The Trump administration crafted a similar policy to keep Central American and other immigrants from coming to the U.S. by signing pacts with Guatemala, El Salvador and Honduras earlier this year. Under the agreements, immigrants who pass through those countries on the way to the U.S. are denied asylum here. Critics of the Trump policies contend that the Central American countries are unsafe for asylum seekers in their own ways because they have some of the highest murder rates in the world.

The agreements have also created strange bedfellows in Trump and Canadian Prime Minister Justin Trudeau, who have repeatedly clashed. The two leaders both want to keep the U.S.-Canada asylum agreement intact.

Marie-Emmanuelle Cadieux, a spokeswoman for Canada’s border security minister, Bill Blair, wouldn’t comment on the specifics of the case, but said the government constantly monitors developments in the U.S. and Canada, and is continuing to work with the U.S. on ways to strengthen the agreement.

“The United States remains a country with an extensive system for processing applications that remain subject to administrative and legal checks and balances,” Cadieux told The Associated Press. “Any and all changes are considered in the context of the asylum system as a whole.”

U.S. government officials did not respond to multiple requests for comment.

Dozens of protesters chanting “suspend the agreement,” gathered outside the court this week, holding up signs that read, “The USA is not safe” and “Uphold all laws that protect refugees.”

Among them was Kikome Afisa, who said her own experience as an asylum seeker compelled her to speak out.

Afisa, who left Uganda amid government oppression and violence, said she was detained for four months after crossing into the U.S. from Mexico. She went to Canada in May through an illegal crossing in Quebec. Afisa said she has applied for asylum and is awaiting a hearing.

“The U.S. is not safe,” she said. “No help, no shelter, nothing. You can stay outside on the street because you don’t have nothing when you’re a refugee. You come from your country because of some problem, you don’t have money,” she said, wiping away tears.

According to Canadian government statistics, since early 2017 through June nearly 50,000 people have applied for asylum after crossing into the country illegally. Most of those irregular border crossers entered Canada at Roxham Road.

In the summer of 2017, hundreds of people a day were crossing after traveling to the New York border town of Plattsburgh, where many would hire taxis for the 21-mile ride to Roxham Road in the town of Champlain. Now the numbers are down, but local taxi drivers still meet the bus each day looking for fares they can take to Roxham Road.

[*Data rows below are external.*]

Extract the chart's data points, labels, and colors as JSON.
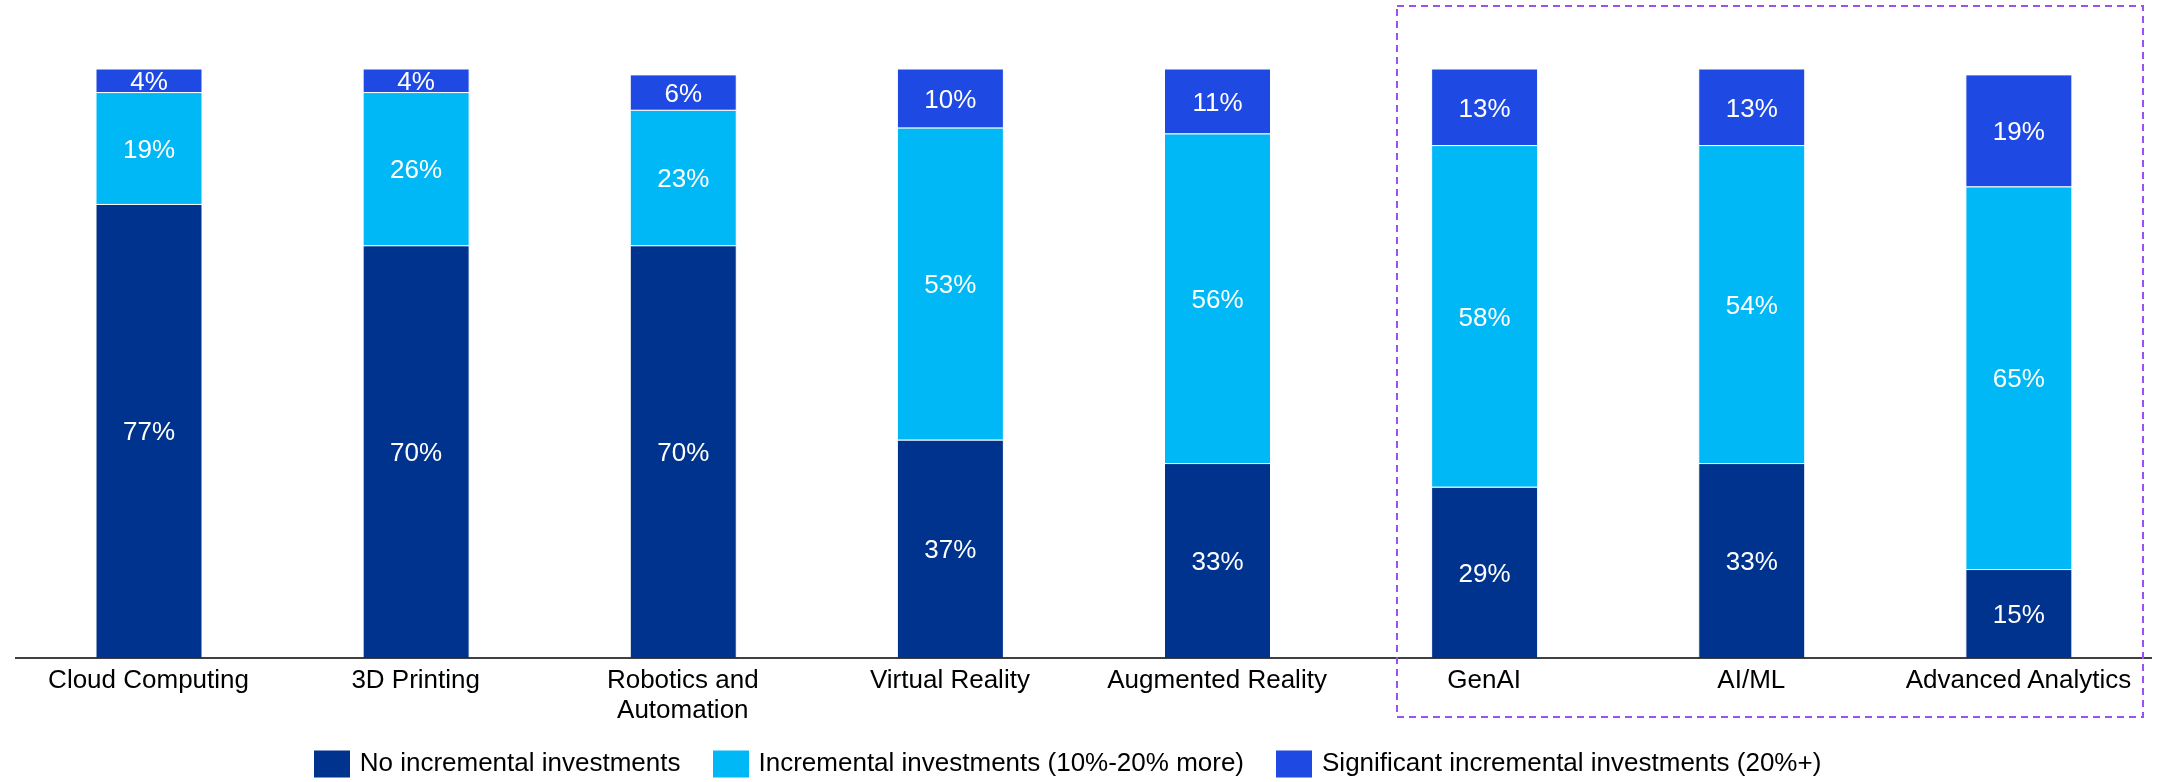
{
  "chart_data": {
    "type": "bar",
    "stacked": true,
    "categories": [
      "Cloud Computing",
      "3D Printing",
      "Robotics and Automation",
      "Virtual Reality",
      "Augmented Reality",
      "GenAI",
      "AI/ML",
      "Advanced Analytics"
    ],
    "series": [
      {
        "name": "No incremental investments",
        "color": "#00338d",
        "values": [
          77,
          70,
          70,
          37,
          33,
          29,
          33,
          15
        ],
        "value_labels": [
          "77%",
          "70%",
          "70%",
          "37%",
          "33%",
          "29%",
          "33%",
          "15%"
        ]
      },
      {
        "name": "Incremental investments (10%-20% more)",
        "color": "#00b8f5",
        "values": [
          19,
          26,
          23,
          53,
          56,
          58,
          54,
          65
        ],
        "value_labels": [
          "19%",
          "26%",
          "23%",
          "53%",
          "56%",
          "58%",
          "54%",
          "65%"
        ]
      },
      {
        "name": "Significant incremental investments (20%+)",
        "color": "#1e49e2",
        "values": [
          4,
          4,
          6,
          10,
          11,
          13,
          13,
          19
        ],
        "value_labels": [
          "4%",
          "4%",
          "6%",
          "10%",
          "11%",
          "13%",
          "13%",
          "19%"
        ]
      }
    ],
    "ylim": [
      0,
      100
    ],
    "tick_labels": "x",
    "legend": "bottom"
  }
}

For much of that time, local activist Janet McFetridge has met the asylum seekers at the New York border before they enter Canada. On Monday, she gave the two Nigerian children scarves to help ward off the looming winter.

“It hasn’t really changed in that it’s always people who are looking for a better life and they are fleeing something, whether it be some sort of fear or persecution or religious freedom or economic opportunity,” she said. “They are coming to find something where they can be safe and healthy.”